For my birthday this year, my college roommate, who is now a librarian, sent me a little book called What You Are Looking For Is In the Library by Michiko Aoyama. The title delighted me immediately. And the book is wonderful.
It centers around the library in a small community center in a Tokyo neighborhood—and in particular, its librarian. Five characters who feel vaguely as though their lives are missing something find their way there. She asks, “What are you looking for?” When they explain as best they can—they don’t always know before they answer her—she gives them recommendations that target their inquiry, and one more reference that seems not to fit. And then she hands them a small handmade felted figure. Each character seeks out that surprise book and finds both it and the felted figure meaningful in some way that ultimately gets them unstuck.
Also—I was going to say recently, but my library borrowing records show it was in 2021—I read The Midnight Library by Matt Haig. This is the story of Nora Seed who, after taking an overdose of pills, finds herself between life and death in a magical library with a wise librarian who informs her that the volumes in the library represent all of the lives she could have led had she made different decisions at various points in her life. It’s a liminal hub for all the possible worlds in which Nora exists. Opening a book transports Nora into a particular life—only as her current self, not the self in that life, so she’s sometimes scrambling to reconstruct the context and live into that other version of herself. Whenever she becomes dissatisfied with any given life, she finds herself back in the library and able to sample a different possible world. In the end Nora learns what she really wants.
For me, the library experience is fully sensory. Well—maybe not taste; bibliophiles “devour” only metaphorically. But books have a distinctive homey, wise smell that welcomes me in at the door. The feel of running my hands along the spines of the books, or the soft, smooth texture of the pages, is something I always savor. The hushed atmosphere invokes awe at the vastness of creativity and knowledge, immersion in a million interesting things. And most libraries are attractive spaces,1 which I like to think of as an homage to the Platonic connections between the Good, the True, and the Beautiful.
I’m not widely read enough to know whether there’s a sub-sub-genre of (magical?) realism about transformative libraries, but if there isn’t, there should be. Libraries are places of curiosity, fascination, and (self-)discovery. Walk along a row and discover shelves full of the meanings others have made of some morsel of the human experience. How often have I gone to the library in search of a particular book and been waylaid just browsing the shelves around it?
Libraries are, of course, full of information. But it would be a terrible disservice to leave it at that. As the books I mentioned above remind us, libraries are also full of possibilities. Full of enlightenment, if we’re receptive to it. I begin any philosophy class by explaining the difference between reading for information and reading for enlightenment,2 because most of what we do in philosophy isn’t aimed primarily at learning who said what—though we do that—but at what it means for someone to have said it and what we can make of it for ourselves. The metaphor of the library invokes the value of the humanities: we get to try on possibilities, make meaning of our own situations.

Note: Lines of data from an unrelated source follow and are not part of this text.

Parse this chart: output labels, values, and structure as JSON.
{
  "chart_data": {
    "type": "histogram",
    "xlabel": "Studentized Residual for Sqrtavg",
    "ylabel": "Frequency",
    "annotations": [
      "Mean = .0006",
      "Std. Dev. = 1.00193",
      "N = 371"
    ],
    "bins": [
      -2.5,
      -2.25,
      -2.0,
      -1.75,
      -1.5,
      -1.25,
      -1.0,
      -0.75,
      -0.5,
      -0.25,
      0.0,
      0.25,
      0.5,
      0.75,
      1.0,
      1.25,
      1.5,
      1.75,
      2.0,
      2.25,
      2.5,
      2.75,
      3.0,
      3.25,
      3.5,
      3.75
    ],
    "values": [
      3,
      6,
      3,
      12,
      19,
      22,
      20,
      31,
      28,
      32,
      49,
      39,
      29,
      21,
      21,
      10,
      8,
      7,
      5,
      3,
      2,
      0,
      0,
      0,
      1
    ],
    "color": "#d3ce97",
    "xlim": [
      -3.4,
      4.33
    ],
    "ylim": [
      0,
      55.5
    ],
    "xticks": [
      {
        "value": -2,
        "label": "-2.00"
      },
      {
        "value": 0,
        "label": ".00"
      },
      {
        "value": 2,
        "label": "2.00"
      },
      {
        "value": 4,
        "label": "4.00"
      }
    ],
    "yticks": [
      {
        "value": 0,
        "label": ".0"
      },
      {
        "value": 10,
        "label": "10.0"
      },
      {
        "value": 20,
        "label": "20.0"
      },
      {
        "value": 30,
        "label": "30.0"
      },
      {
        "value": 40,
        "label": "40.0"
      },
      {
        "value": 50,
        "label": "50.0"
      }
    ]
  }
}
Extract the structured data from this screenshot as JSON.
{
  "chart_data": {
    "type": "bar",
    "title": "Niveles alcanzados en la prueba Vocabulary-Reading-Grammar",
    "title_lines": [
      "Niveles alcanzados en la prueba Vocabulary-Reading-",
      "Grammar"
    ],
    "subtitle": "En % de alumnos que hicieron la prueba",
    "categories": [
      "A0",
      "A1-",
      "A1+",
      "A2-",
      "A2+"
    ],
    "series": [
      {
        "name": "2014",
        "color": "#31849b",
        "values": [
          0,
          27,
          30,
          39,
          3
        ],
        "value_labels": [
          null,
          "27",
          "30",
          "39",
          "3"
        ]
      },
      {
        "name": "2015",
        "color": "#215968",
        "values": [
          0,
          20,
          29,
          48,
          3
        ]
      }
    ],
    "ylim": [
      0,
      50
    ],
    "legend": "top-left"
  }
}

“The humanities” is a surprisingly difficult category to define. It’s often done with a list: philosophy, languages and literatures, history, rhetoric. But that doesn’t explain what these subjects have in common. In our recent general education redesign, we described them in a way I’m very proud of:
This Way of Thinking seeks to recognize and understand how humans have represented and constructed the human experience, and to thereby empower students as critical and creative agents in their own lives and communities. This Way of Thinking is the study of how human beings use texts, in different times and places, to understand, represent, and shape their world, and their experience of that world. Students will investigate, interpret, and analyze texts such as written works, spoken language, visual images, film, song, performance, or other cultural artifacts, in order to explore how human engagement with the world constructs meaning and shapes particular social and historical contexts. Particular attention will be paid to the ways in which elements of expression are influenced by their place and period of production.
Students will explore human efforts to make sense of the world around them and the ways in which those efforts shape the human experience. This Way of Thinking recognizes that human experience may involve textual engagement with community, internal life, the natural world, and/or the past and future. Key to engaging this process is the act of writing, in which students learn to reflect, refine, focus, and clarify their own analysis as active participants in making meaning of the world around them.
The humanities are in the business of studying and making meaning. I think it’s fundamental to human nature that we create artifacts that capture our experiences and the meanings we find in them. These acts of creation satisfy the internal need for reflection in ourselves in a way that externalizes it for an audience to share in, refract, amplify, and incorporate into their own experience.
The characters in What You Are Looking For and Midnight Library aren’t told how to move forward. They’re nudged by perceptive and wise librarians to find meaning for themselves and carry on. What more satisfying activity could there be?
At least in the main space. The depths of the stacks at a college library are very frequently arranged around function rather than beauty, in my experience.
Credit to David Concepción’s paper “Reading Philosophy with Background Knowledge and Metacognition”.